代码生成和执行模块，用于根据优化后的处理图生成代码并执行，以输出用户查询结果。The code generation and execution module is used to generate and execute code according to the optimized processing graph to output user query results.

与现有技术相比，本发明的有益效果是：与现有数据湖查询方法相比，无需中介模式，简化了查询过程，不需要数据转换和加载，简化了操作，从整体上提高了查询效率。Compared with the prior art, the beneficial effects of the present invention are: compared with the existing data lake query method, no intermediary mode is required, the query process is simplified, data conversion and loading are not required, the operation is simplified, and the query efficiency is improved overall.

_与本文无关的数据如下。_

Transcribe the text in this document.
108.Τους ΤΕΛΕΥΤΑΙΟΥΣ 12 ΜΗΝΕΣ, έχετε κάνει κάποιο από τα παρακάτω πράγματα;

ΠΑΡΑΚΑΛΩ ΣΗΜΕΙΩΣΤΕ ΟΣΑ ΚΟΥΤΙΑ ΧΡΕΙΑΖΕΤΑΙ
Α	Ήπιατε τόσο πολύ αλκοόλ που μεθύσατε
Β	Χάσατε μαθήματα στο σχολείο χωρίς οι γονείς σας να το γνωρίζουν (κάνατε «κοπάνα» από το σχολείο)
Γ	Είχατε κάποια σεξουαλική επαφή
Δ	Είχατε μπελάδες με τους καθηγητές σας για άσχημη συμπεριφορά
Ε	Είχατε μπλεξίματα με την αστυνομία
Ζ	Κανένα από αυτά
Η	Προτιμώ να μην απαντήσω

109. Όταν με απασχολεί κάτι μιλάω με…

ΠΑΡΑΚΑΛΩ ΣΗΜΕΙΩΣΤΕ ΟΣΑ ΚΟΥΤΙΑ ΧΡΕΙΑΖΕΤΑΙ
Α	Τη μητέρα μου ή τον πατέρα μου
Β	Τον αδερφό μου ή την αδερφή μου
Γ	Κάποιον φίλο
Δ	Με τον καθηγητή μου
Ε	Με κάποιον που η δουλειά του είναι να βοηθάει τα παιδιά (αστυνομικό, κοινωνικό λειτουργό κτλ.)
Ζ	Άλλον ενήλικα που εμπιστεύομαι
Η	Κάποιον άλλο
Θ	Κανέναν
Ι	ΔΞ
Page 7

在查询细节上，设计了针对LLM生成代码的查询优化器，极大提高了LLM生成代码的执行效率和对应方法的可解释性，其中对处理图进行修正以辅助LLM能极大提高查询准确性，使整个自然语言查询任务的准确性超过传统方法。In terms of query details, a query optimizer was designed for LLM generated code, which greatly improved the execution efficiency of LLM generated code and the interpretability of the corresponding method. Among them, modifying the processing graph to assist LLM can greatly improve query accuracy, making the accuracy of the entire natural language query task exceed that of traditional methods.

附图说明BRIEF DESCRIPTION OF THE DRAWINGS

为了更清楚地说明本发明实施例中的技术方案，下面将对实施例描述中所需要使用的附图作简单地介绍，显而易见地，下面描述中的附图仅仅是本发明的一些实施例，对于本领域普通技术人员来讲，在不付出创造性劳动性的前提下，还可以根据这些附图获得其他的附图。In order to more clearly illustrate the technical solutions in the embodiments of the present invention, the drawings required for use in the description of the embodiments will be briefly introduced below. Obviously, the drawings described below are only some embodiments of the present invention. For ordinary technicians in this field, other drawings can be obtained based on these drawings without creative work.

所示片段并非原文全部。